I really want to make a reference to Game of Thrones here, and how, if you strike down the Night King, it also kills all the zombies that he created. But I don’t really watch the show. So, what I’m trying to say is that a bad idea died, came back to life, then the zombie idea died, too. At Winterfell.

NDPERS Funding Bill

As we covered the last two weeks, but the ND Public Employee Retirement System (PERS) funding bill, SB 2023, was going to eliminate a very important position in that office. In conference committee, we were also able to help PERS get that FTE restored, which a House appropriations sub-committee had taken out. That FTE was in charge of Medicare Part D, which provides prescription drugs for about 9,000 people in North Dakota, so we were very happy to see that restored.

SB 2172 – “Guns in Public Places” Bill

Remember last week, when we told you that SB 2172, which sought to allow individuals to attain a Class 1 “exempt” license and carry their guns into schools, universities, churches, public places, etc., had been amended to remove that license from the bill? It hadn’t gone back to the chambers for approval when we told you that. So it did, last Tuesday, and the Senate defeated it. Where’s my “buh bye” meme or gif when I need one?

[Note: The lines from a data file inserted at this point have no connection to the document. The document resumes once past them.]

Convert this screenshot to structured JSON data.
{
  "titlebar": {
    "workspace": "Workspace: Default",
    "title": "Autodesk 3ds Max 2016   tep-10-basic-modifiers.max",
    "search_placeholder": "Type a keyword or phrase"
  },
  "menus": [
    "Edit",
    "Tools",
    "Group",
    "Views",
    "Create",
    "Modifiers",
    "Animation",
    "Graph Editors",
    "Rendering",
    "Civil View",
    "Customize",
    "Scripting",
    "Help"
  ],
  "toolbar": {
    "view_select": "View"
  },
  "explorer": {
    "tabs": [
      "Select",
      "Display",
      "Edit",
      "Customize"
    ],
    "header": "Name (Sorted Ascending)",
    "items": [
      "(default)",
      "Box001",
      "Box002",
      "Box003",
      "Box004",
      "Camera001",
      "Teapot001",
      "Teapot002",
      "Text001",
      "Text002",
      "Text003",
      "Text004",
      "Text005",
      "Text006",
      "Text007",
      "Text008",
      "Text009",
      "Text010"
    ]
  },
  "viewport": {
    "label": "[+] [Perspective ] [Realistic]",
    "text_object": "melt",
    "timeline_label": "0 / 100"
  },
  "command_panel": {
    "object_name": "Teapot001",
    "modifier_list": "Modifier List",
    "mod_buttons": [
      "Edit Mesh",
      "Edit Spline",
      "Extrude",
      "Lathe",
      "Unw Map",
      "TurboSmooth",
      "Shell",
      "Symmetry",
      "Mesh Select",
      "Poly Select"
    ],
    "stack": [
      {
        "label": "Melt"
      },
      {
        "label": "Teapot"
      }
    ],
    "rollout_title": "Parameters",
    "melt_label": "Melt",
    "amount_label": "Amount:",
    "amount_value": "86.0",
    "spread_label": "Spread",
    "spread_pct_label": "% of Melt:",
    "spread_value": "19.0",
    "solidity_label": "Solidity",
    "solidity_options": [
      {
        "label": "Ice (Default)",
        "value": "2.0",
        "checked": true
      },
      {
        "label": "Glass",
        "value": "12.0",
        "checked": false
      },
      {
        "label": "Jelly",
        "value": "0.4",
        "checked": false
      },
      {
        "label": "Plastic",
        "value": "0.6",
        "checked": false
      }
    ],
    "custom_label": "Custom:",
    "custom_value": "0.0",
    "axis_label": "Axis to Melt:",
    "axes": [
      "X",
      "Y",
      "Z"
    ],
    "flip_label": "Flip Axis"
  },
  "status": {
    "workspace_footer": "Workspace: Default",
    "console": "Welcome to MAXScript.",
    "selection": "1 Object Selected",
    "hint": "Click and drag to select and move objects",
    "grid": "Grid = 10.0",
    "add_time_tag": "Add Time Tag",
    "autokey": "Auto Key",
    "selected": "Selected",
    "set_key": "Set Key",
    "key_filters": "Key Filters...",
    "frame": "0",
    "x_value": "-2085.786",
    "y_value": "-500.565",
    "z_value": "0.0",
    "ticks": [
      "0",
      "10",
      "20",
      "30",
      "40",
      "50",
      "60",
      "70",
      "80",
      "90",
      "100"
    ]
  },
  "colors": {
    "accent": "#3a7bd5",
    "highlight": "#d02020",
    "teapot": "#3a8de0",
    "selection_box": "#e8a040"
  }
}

SB 2320 – “Higher Education Free Speech” Bill

Finally, an attempt was made to further amend the free speech bill (SB 2320) which would have had some impact on our college and university campuses. But that amendment was withdrawn almost as quickly as it was offered and we were able to help get that done.

The End (For Now)

We leave you at the end of this final Legislative Report for 2019 with these comments from ND United President Nick Archuleta:

“While we didn’t get everything we wanted, we did stop a number of bad ideas from becoming law. In particular, we were quite pleased to have gotten an adequate salary increase for state employees, to have helped maintain both the PERS health and retirement benefits plans, to have a gotten a study of behavioral health issues in our schools, and a mitigation of a truly terrible plan that would have stripped teachers of their workplace rights and increased their probationary status from one to three years. While we were able — with the help of our awesome NDUnited Member Activists — to strip out the most offensive language and reduce the three-year probationary status proposal to two years, we wish we could have killed this unnecessary proposal. On the bright side, it brought into focus who our friends are and are not. The same is true of two alternative licensing bills. I’ll have more on this topic next Monday when Tom Gerhardt and I present our Legislative Wrap Up on another exciting edition of Facebook Live!”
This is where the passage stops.